Building on previously reported results that laparoscopic surgical management of uterine cancer is superior for short-term safety and length-of-stay endpoints, the Gynecologic Oncology Group reported small and lower than anticipated potential for increase risk of cancer recurrence with laparoscopy vs laparotomy. The estimated 3-year recurrence rate was 11.4% with laparoscopy vs 10.2% with laparotomy, a difference of 1.14% for patients with clinical stages I to IIA disease enrolled in the Laparoscopic Surgery or Standard Surgery in Treating Patients with Endometrial Cancer or Cancer of the Uterus (LAP 2) study. The results were reported in the Journal of Clinical Oncology.
Patients in the study were randomly allocated 2:1 to laparoscopy (n = 1,696) or laparotomy (n = 920) for hysterectomy, salpingo-oophorectomy, pelvic cytology, and pelvic and para-aortic lymphadenectomy. The primary study endpoint was “noninferiority of recurrence-free interval defined as no more than a 40% increase in the risk of recurrence with laparoscopy compared with laparotomy,” the authors explained.

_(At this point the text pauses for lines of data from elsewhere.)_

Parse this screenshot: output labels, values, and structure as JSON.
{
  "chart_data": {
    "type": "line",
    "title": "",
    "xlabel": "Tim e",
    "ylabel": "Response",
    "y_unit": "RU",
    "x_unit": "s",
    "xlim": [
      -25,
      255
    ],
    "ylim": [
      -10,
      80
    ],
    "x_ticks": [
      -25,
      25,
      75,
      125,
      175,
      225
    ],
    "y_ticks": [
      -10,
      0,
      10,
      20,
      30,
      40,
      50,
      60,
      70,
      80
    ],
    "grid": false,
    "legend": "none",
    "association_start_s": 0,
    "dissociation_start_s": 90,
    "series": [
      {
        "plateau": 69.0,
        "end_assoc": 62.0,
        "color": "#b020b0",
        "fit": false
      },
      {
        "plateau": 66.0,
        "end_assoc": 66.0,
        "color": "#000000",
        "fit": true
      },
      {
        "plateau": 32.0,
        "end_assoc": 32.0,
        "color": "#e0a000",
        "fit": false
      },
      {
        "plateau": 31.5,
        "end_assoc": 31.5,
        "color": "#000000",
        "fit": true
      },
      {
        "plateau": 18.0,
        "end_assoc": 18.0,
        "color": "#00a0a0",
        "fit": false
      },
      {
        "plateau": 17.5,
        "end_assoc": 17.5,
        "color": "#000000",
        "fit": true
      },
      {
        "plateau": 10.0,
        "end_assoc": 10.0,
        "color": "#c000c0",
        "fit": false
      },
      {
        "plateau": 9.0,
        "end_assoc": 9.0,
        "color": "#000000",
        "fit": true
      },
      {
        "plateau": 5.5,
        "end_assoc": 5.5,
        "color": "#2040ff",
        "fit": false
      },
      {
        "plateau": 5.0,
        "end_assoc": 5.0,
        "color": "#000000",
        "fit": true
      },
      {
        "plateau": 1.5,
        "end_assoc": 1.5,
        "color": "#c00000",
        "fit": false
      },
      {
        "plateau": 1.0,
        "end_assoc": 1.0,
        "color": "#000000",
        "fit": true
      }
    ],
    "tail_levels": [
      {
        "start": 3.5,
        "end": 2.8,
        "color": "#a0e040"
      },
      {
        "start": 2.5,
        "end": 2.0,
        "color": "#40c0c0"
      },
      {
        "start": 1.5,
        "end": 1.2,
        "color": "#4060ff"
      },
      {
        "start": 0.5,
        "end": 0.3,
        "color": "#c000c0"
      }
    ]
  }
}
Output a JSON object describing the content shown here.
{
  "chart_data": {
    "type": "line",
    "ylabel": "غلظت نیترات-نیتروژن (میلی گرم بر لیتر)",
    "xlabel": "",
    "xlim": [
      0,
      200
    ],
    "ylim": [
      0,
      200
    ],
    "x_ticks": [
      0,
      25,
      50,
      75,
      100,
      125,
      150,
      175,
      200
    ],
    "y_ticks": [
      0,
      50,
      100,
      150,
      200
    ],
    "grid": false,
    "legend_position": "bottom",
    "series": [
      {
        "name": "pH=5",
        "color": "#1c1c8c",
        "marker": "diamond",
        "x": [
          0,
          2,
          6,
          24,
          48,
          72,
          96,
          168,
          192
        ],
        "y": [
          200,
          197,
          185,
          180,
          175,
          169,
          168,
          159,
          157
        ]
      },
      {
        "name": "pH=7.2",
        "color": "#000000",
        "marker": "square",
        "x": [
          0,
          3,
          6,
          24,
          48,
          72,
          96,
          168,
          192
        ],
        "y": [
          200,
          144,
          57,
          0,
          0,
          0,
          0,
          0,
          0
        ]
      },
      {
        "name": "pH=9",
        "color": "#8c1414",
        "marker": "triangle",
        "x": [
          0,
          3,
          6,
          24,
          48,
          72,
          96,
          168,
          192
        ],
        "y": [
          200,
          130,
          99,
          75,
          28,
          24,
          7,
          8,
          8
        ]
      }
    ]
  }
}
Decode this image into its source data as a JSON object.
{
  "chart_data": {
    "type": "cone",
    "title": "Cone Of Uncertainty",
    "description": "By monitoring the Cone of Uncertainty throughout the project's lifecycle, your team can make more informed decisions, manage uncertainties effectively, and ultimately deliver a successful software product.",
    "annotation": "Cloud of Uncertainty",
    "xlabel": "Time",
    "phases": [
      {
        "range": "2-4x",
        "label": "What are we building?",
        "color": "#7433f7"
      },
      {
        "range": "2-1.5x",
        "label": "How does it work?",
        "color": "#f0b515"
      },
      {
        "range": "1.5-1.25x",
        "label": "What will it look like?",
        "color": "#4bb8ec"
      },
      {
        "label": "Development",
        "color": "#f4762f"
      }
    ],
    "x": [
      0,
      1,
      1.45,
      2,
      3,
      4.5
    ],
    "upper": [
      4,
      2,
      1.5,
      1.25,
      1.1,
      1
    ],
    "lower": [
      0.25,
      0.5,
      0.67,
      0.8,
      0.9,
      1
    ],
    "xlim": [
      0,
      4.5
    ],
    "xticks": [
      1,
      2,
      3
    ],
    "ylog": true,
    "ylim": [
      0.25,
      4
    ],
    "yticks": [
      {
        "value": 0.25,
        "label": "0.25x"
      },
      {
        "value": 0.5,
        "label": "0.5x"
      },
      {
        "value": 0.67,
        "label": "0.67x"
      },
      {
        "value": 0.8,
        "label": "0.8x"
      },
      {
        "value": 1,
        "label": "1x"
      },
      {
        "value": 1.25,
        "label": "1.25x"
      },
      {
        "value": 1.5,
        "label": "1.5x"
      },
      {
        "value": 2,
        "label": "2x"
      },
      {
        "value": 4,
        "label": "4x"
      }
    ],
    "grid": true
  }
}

At a median follow-up of 59 months, there were 210 recurrences and 229 deaths in the laparoscopy group, compared with 99 recurrences and 121 deaths in the laparotomy group. “The estimated 5-year overall survival was almost identical in both arms at 89.8%,” the authors reported.
Implications of Results
“These results do not demonstrate a survival decrement from laparoscopy, which allows patients and surgeons comfort in choosing the less morbid procedure. The conversion to laparotomy when adequate surgical staging cannot be completed laparoscopically allows for completion of surgical staging without compromising the patient,” the authors concluded. “The results of this trial cannot be generalized to the use of laparoscopic hysterectomy without lymphadenectomy, because thorough surgical staging was required in both arms of this trial, and conversion was required when lymphadenectomy could not be completed using laparoscopy,” they added.

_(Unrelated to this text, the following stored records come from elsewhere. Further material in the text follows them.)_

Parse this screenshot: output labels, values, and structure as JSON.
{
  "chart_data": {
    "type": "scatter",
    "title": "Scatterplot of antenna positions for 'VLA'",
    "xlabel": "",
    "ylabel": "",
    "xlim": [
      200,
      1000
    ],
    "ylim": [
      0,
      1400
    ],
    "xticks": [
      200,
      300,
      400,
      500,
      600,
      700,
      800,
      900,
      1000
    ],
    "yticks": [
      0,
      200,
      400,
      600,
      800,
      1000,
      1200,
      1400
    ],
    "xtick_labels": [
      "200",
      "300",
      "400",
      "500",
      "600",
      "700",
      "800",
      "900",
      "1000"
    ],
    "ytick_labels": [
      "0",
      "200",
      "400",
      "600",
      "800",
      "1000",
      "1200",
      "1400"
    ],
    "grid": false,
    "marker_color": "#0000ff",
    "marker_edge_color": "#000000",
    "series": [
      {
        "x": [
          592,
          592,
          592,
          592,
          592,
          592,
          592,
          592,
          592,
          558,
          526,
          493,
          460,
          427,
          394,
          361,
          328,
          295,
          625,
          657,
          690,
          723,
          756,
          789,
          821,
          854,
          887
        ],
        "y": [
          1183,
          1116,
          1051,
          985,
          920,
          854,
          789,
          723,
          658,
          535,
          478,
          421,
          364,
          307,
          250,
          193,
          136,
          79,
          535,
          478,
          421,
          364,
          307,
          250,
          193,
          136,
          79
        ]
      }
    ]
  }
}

“On the basis of the LAP2 study one can reasonably conclude that there is not a substantial increase in recurrence rates with laparoscopic surgery. However, because the study did not achieve noninferiority, it is important to not dismiss the possibility that a small difference may actually exist,” according to an editorial accompanying the article. “Other trials of minimally invasive surgery are ongoing, and although they are not identical in study design to LAP2, it is hoped that these will provide additional reassurance.” The authors continued, “gynecologic oncologists should continue to consider ways in which minimally invasive surgery for endometrial cancer can be conducted to minimize the potential for dissemination of disease.”

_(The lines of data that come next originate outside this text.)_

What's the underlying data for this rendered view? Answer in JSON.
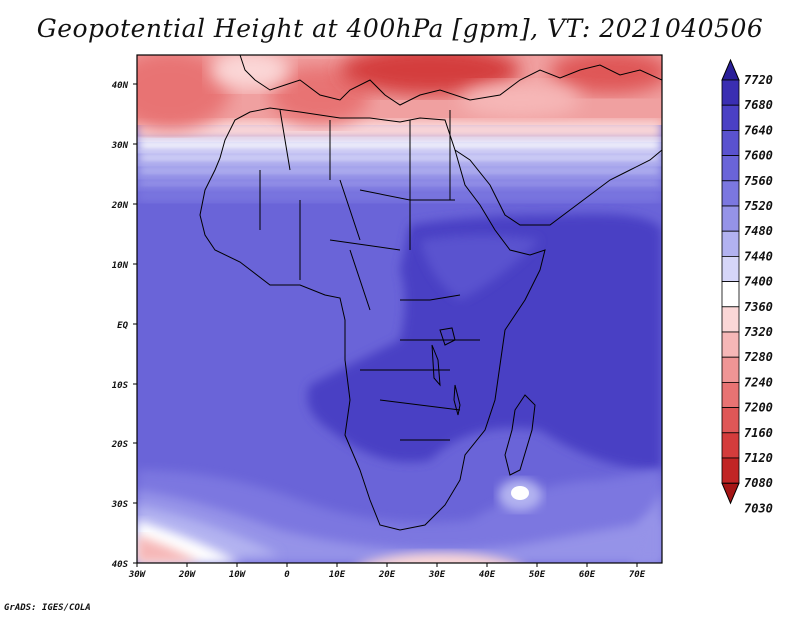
{
  "map": {
    "title": "Geopotential Height at 400hPa [gpm], VT: 2021040506",
    "footer": "GrADS: IGES/COLA",
    "lat_labels": [
      "40N",
      "30N",
      "20N",
      "10N",
      "EQ",
      "10S",
      "20S",
      "30S",
      "40S"
    ],
    "lon_labels": [
      "30W",
      "20W",
      "10W",
      "0",
      "10E",
      "20E",
      "30E",
      "40E",
      "50E",
      "60E",
      "70E"
    ],
    "colorbar": {
      "levels": [
        "7720",
        "7680",
        "7640",
        "7600",
        "7560",
        "7520",
        "7480",
        "7440",
        "7400",
        "7360",
        "7320",
        "7280",
        "7240",
        "7200",
        "7160",
        "7120",
        "7080",
        "7030"
      ],
      "colors": [
        "#2a1f99",
        "#3a2eb2",
        "#4a40c4",
        "#5a52cf",
        "#6a64d8",
        "#7b77e0",
        "#9593e8",
        "#b2b2f0",
        "#d6d6f8",
        "#ffffff",
        "#fbd7d7",
        "#f6b7b7",
        "#ef9595",
        "#e87373",
        "#df5757",
        "#d43c3c",
        "#c12525",
        "#a51515"
      ]
    }
  }
}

The editorial also pointed out that robotic surgery for endometrial cancer “may be easier to master, is less dependent on the availability of a trained assistant, and has ergonomic advantages for the surgeon” compared to laparoscopic surgery. “Those who are facile with both approaches say that the robot is particularly helpful in morbidly obese patients, in whom exposure and the facility of laparoscopic instruments are compromised. Conversely, robotic surgery typically takes longer than laparoscopy, and expense is also increased by the high cost of the robot, its maintenance, and disposable instruments,” the editorialists wrote.
“The debate regarding the appropriate roles of laparoscopy and robotics in training programs and in practice is ongoing. Both confer major advantages relative to open surgery, and minimally invasive surgical approaches are still evolving and can be expected to continue to improve in the future,” the authors concluded. ■
Walker JL, et al: J Clin Oncol. January 30, 2012 (early release online).
Berchuck AB, et al: J Clin Oncol. January 30, 2012 (early release online).